“Warsaw Chicago” is a reality show casting right now in the U.S. of A – and happily not sold to any TV network yet. It is supposed to portray a Polish family living in Chicago and to be, according to its website, a cross between “JERSEY SHORE” AND “THE REAL HOUSEWIVES”. Yayps.
Now this isn’t particularly Warsaw-related, but it has to do with the wider subject of stereotypes about immigrant communities. The show’s creators are looking for
a multi generational Chicago Polish family to show their life 24/7 and how the old school of thinking doesn’t always cross over with new school (ie. Dad is old fashioned immigrant ball busting cop or in position of power (ie CEO of company) or successful small business owner, etc.; Mom is traditional old fashioned housewife, daughters are dating someone they shouldn’t, son(s) on radar of court appearances, rehab, or sugar mommas, Cougars or MILFS, grandma and grandpa slinging Catholic prayers in Polish, etc, but if you don’t fit these categories exactly, please still send us what you have, who you are that is an interesting Polish Family.

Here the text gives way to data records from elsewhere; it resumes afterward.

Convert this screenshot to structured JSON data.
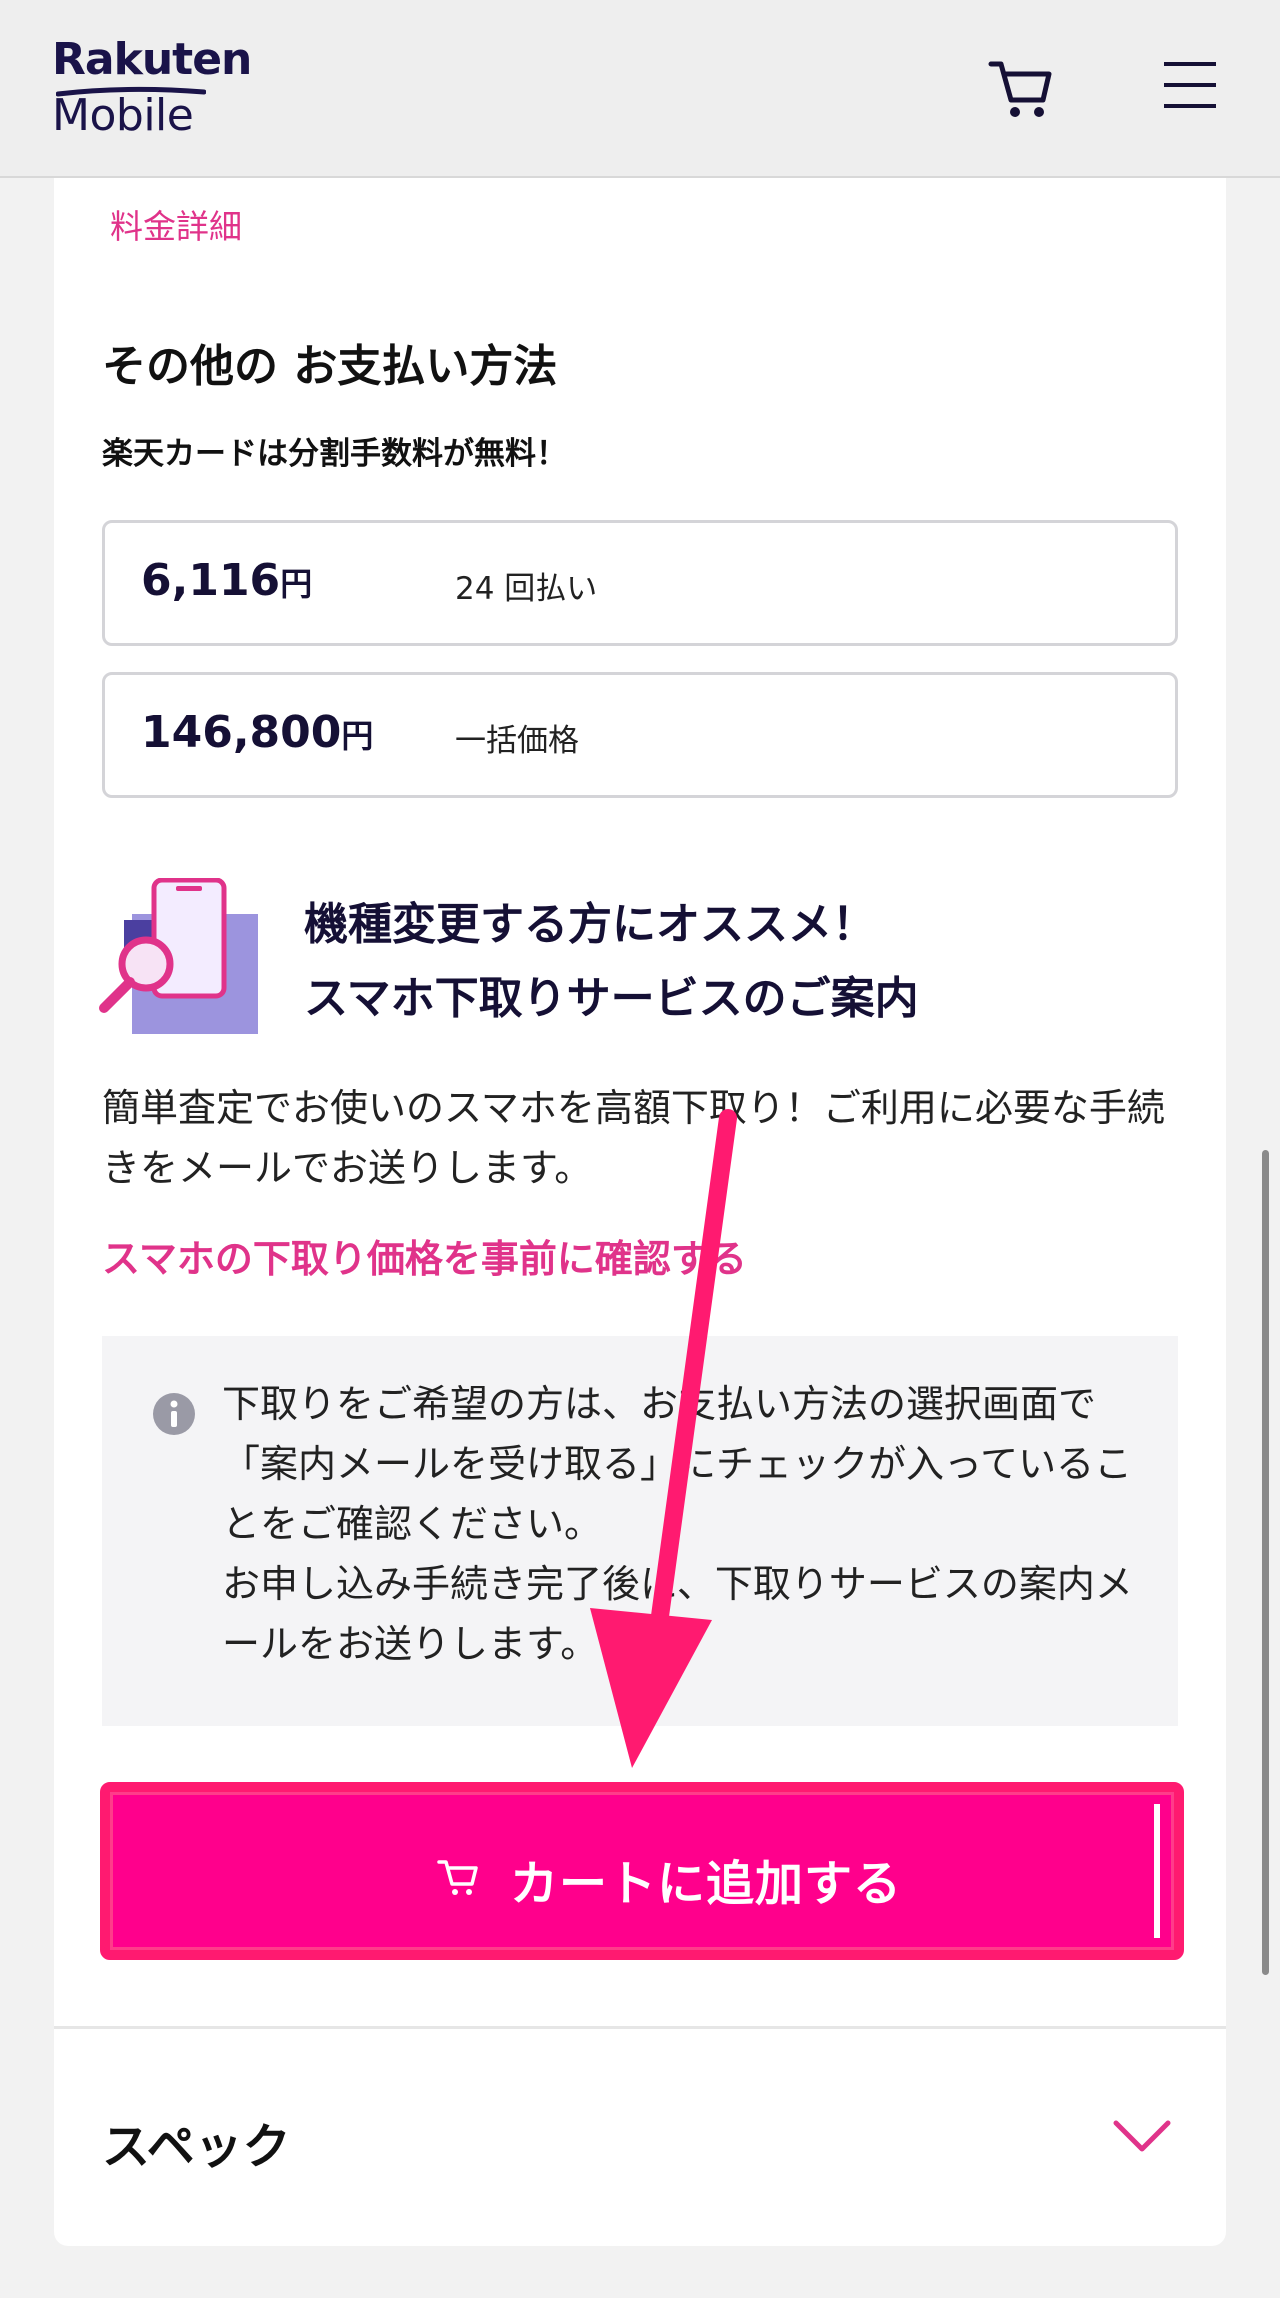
{
  "header": {
    "logo_brand": "Rakuten",
    "logo_product": "Mobile"
  },
  "card": {
    "price_detail_link": "料金詳細",
    "section_title": "その他の お支払い方法",
    "sub_note": "楽天カードは分割手数料が無料！",
    "prices": [
      {
        "amount": "6,116",
        "unit": "円",
        "label": "24 回払い"
      },
      {
        "amount": "146,800",
        "unit": "円",
        "label": "一括価格"
      }
    ],
    "tradein": {
      "title_line1": "機種変更する方にオススメ！",
      "title_line2": "スマホ下取りサービスのご案内",
      "description": "簡単査定でお使いのスマホを高額下取り！ご利用に必要な手続きをメールでお送りします。",
      "link": "スマホの下取り価格を事前に確認する"
    },
    "notice": {
      "line1": "下取りをご希望の方は、お支払い方法の選択画面で「案内メールを受け取る」にチェックが入っていることをご確認ください。",
      "line2": "お申し込み手続き完了後に、下取りサービスの案内メールをお送りします。"
    },
    "cta": {
      "label": "カートに追加する"
    },
    "spec": {
      "title": "スペック"
    }
  },
  "colors": {
    "accent": "#ff008c",
    "link": "#e0338a",
    "brand_navy": "#1a1349"
  },
  "icons": [
    "cart-icon",
    "menu-icon",
    "info-icon",
    "chevron-down-icon",
    "arrow-annotation"
  ]
}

By education and at heart I am a sociologists and the thing I find interesting is not how (or why) such shows are being made, but why do people want to watch them? Why is would there be a social need to enforce stereotypes, which – as stereotypes tend to – often have some basis in reality (I’m sure there is a one old-fashioned housewife of Polish origin in the Chicago area), but other than that are no food for thought what so ever?
The fundamental problem with reality shows seems to be that no one “in their right mind” wants to participate (unless maybe it’s a somewhat documentary project in the vain of Channel 4’s 2008 production The Family). Participants are not chosen based on statistical representatives, but on their willingness to create drama in front of a TV camera. As a result Jersey Shore tells us nothing about common traits of people from New Jersey (or US citizens of Italian origin for that matter). Can a current viewership of Jersey Shore being about 9,5 million per episode (September 23rd rating according to tvbynumbers) tell us something about some parts of us tv audience aged 18-49?

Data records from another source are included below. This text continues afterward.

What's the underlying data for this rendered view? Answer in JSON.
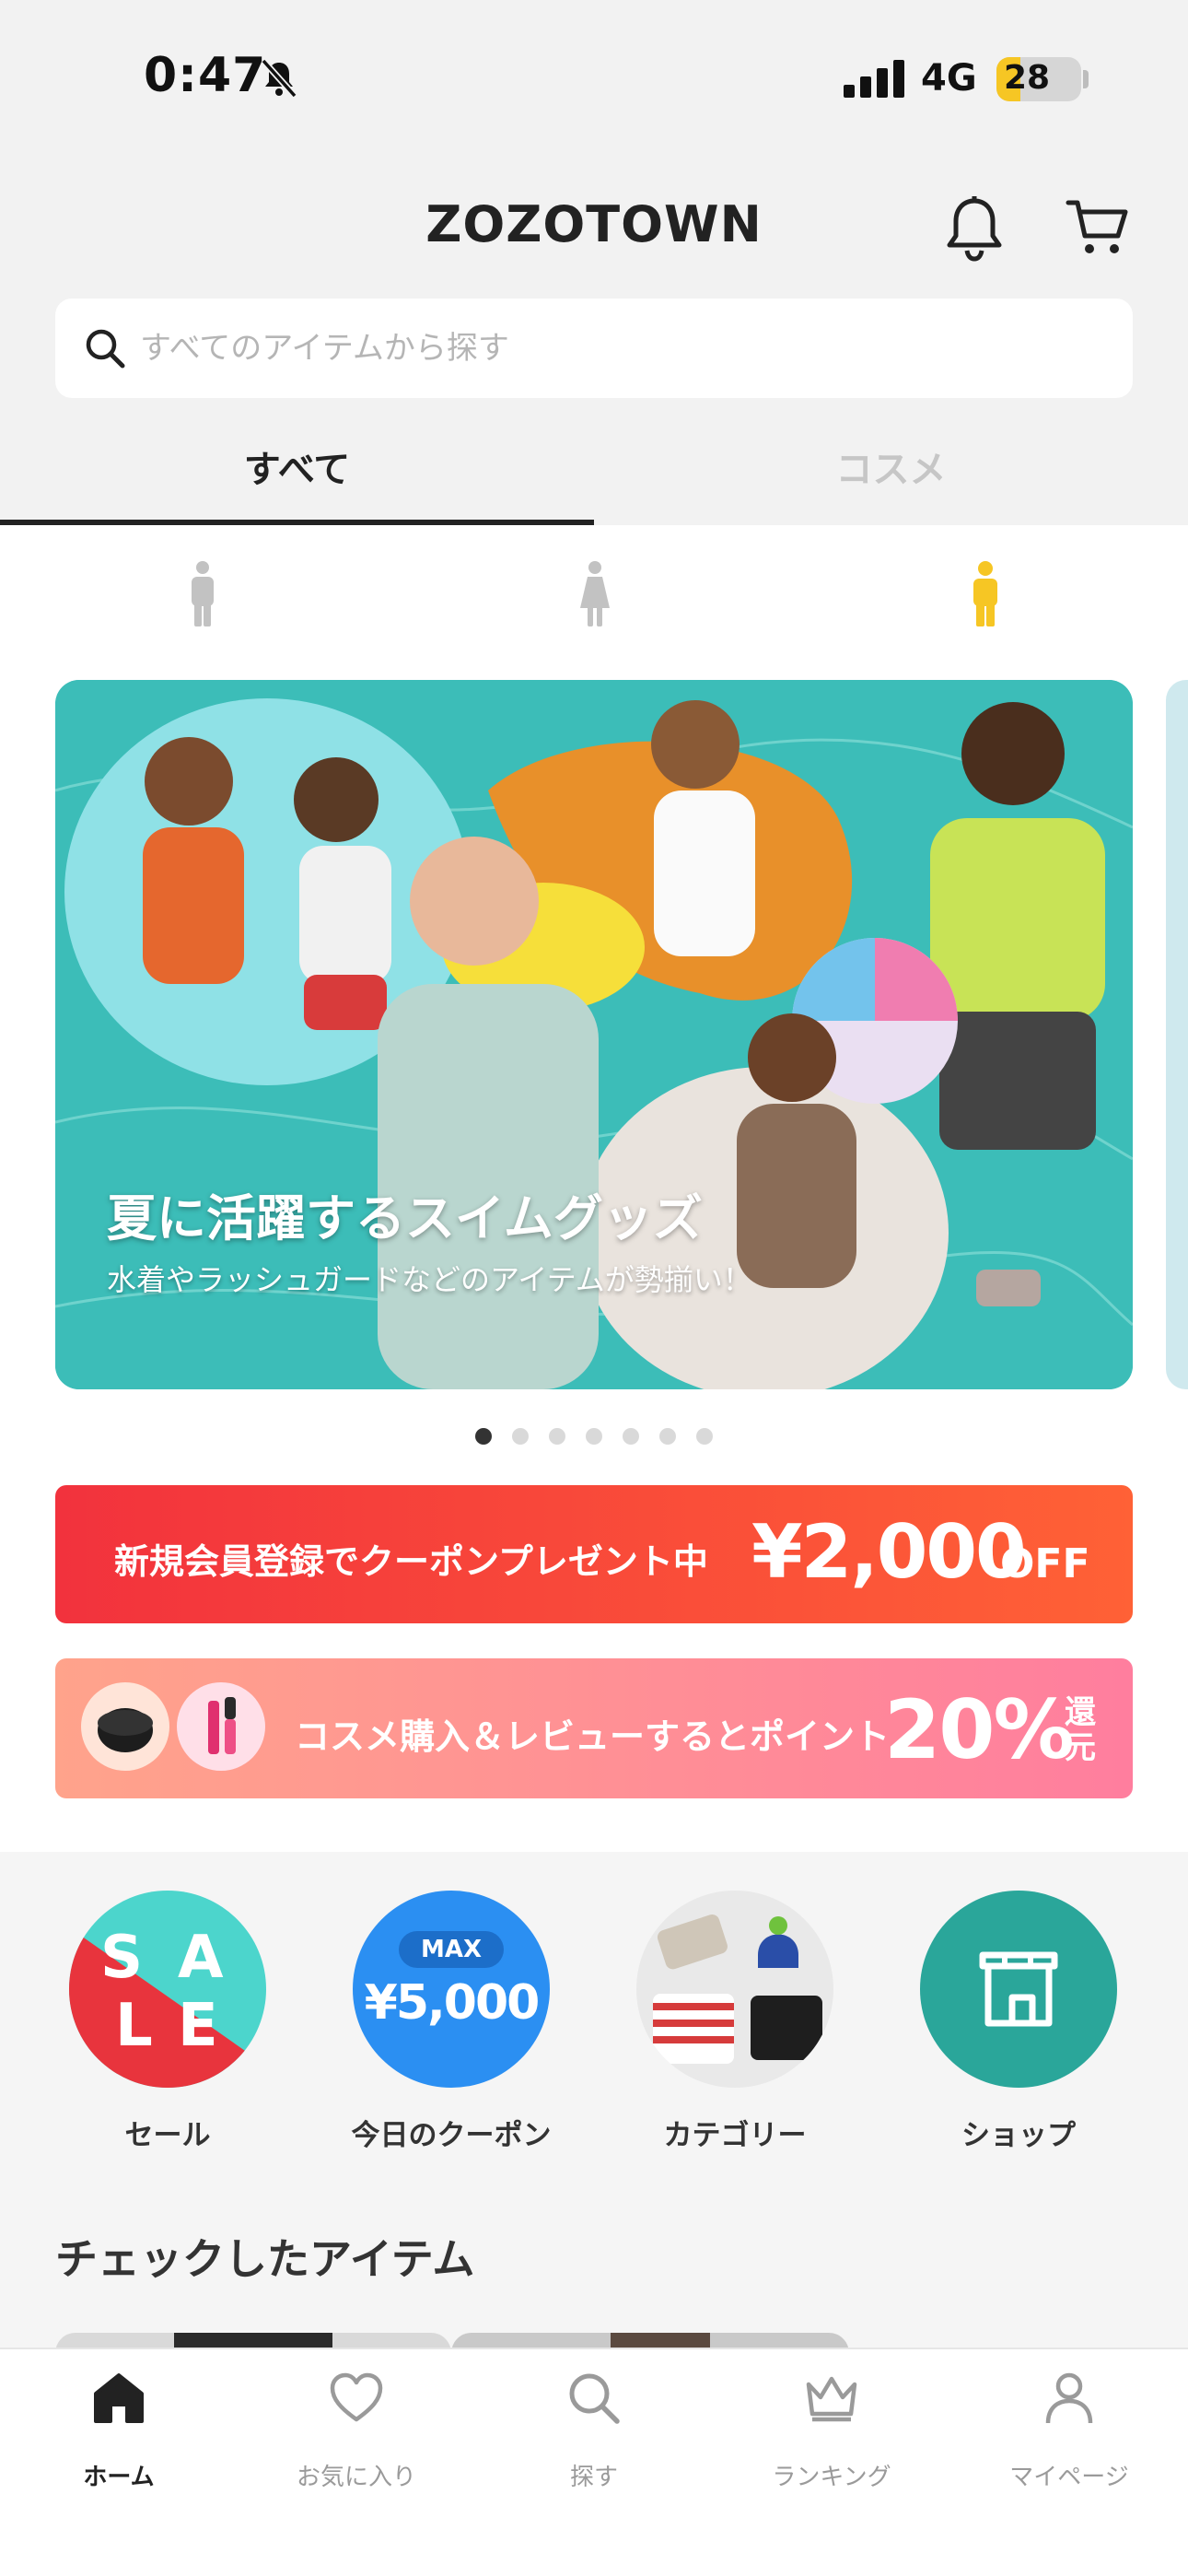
{
  "status_bar": {
    "time": "0:47",
    "network": "4G",
    "battery": "28",
    "battery_level": 0.28
  },
  "header": {
    "logo": "ZOZOTOWN",
    "search_placeholder": "すべてのアイテムから探す",
    "tabs": [
      {
        "label": "すべて",
        "active": true
      },
      {
        "label": "コスメ",
        "active": false
      }
    ]
  },
  "gender_filter": {
    "selected": "kids"
  },
  "banner": {
    "title": "夏に活躍するスイムグッズ",
    "subtitle": "水着やラッシュガードなどのアイテムが勢揃い！",
    "page_count": 7,
    "active_page": 1
  },
  "promo_signup": {
    "text": "新規会員登録でクーポンプレゼント中",
    "amount": "¥2,000",
    "suffix": "OFF"
  },
  "promo_cosme": {
    "text": "コスメ購入＆レビューするとポイント",
    "percent": "20%",
    "suffix": "還元"
  },
  "quick_menu": {
    "sale_letters": [
      "S",
      "A",
      "L",
      "E"
    ],
    "coupon_max": "MAX",
    "coupon_amount": "¥5,000",
    "items": [
      {
        "label": "セール"
      },
      {
        "label": "今日のクーポン"
      },
      {
        "label": "カテゴリー"
      },
      {
        "label": "ショップ"
      }
    ]
  },
  "section": {
    "title": "チェックしたアイテム"
  },
  "bottom_nav": [
    {
      "label": "ホーム",
      "icon": "home-icon",
      "active": true
    },
    {
      "label": "お気に入り",
      "icon": "heart-icon",
      "active": false
    },
    {
      "label": "探す",
      "icon": "search-icon",
      "active": false
    },
    {
      "label": "ランキング",
      "icon": "crown-icon",
      "active": false
    },
    {
      "label": "マイページ",
      "icon": "person-icon",
      "active": false
    }
  ],
  "colors": {
    "accent_yellow": "#f6c624",
    "sale_red": "#e8343d",
    "teal": "#2aa69a",
    "coupon_blue": "#2b8ff2",
    "promo_red": "#f2323d"
  }
}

The other problem is – how to extrapolate from a group of individuals to a community of emigrants, not to say the entire nation?
What are the characteristics of Poles? They drink a lot, for example.

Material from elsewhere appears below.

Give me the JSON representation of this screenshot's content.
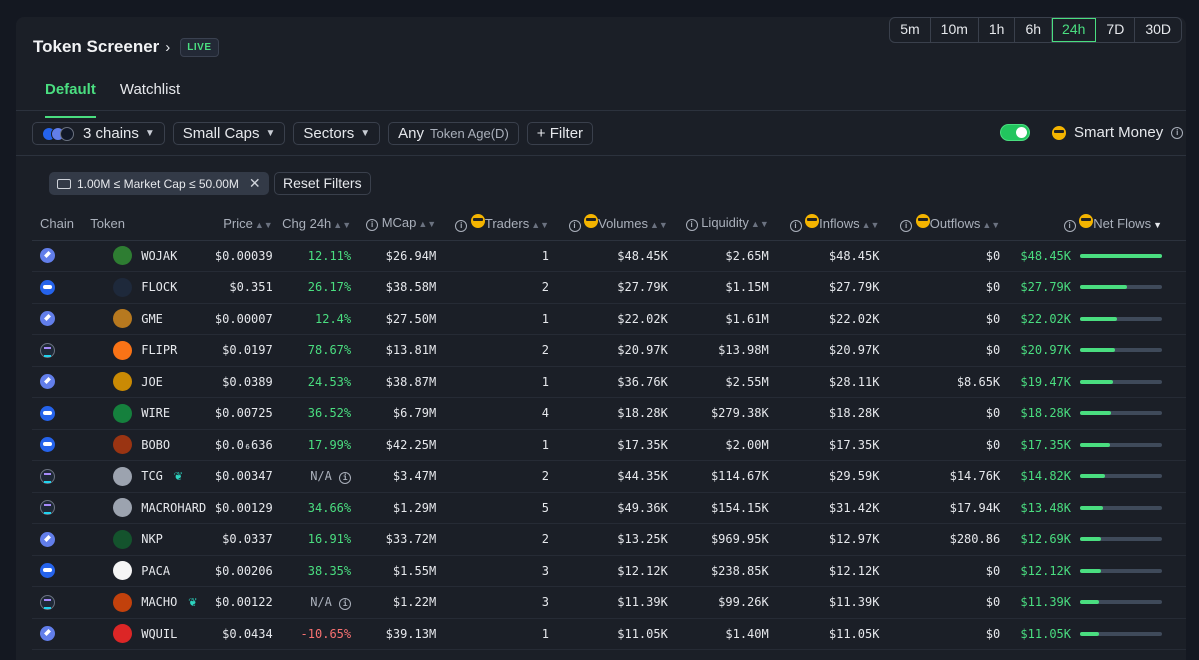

According to the WHO the consumption of pure alcohol in liters per capita was at 13.3. This as average for adults (aged 15+), who form 84% of the nation. 25.8% of that have not drank alcohol in the last 12 months (at the time of sampling), the word average being about 13%. However according to PARPA, state agency dealing with alcohol related problems, 7,3% consumers account 46,1% of the total consumption. The other 53,9% is spread among the remaining 92,7%. The same agency estimates 2% of population is clinically addicted to alcohol.
This is not to argue the case one way or the other. But having been an immigrant myself I appreciate the force of stereotype. I have never been Polish until I moved to London. Polish origin does not set one apart from 38 million of other Poles. I also experienced next to none unpleasantries because of my nationality (other than several ‘Poles stealing our jobs’ comments and few ‘Go back to Poland’ uttered by drunken gentlemen after I refused their by-the-bar advances).
In case of emergency, breath, switch the telly off, go out there and take it back. At the end of the day Savage Chickens will see us through –
Doug Savage, author of the comics recommends: “For a really good cry, watch Jersey Shore while listening to Satie’s Gymnopédie #1 on repeat”.
I found the “Warsaw Chicago” story via Feet in 2 worlds, a rather compelling platform for immigrant stories with its own podcast. While it’s rather USA-centric, you might wanna check it out – if only to fight the stereotype.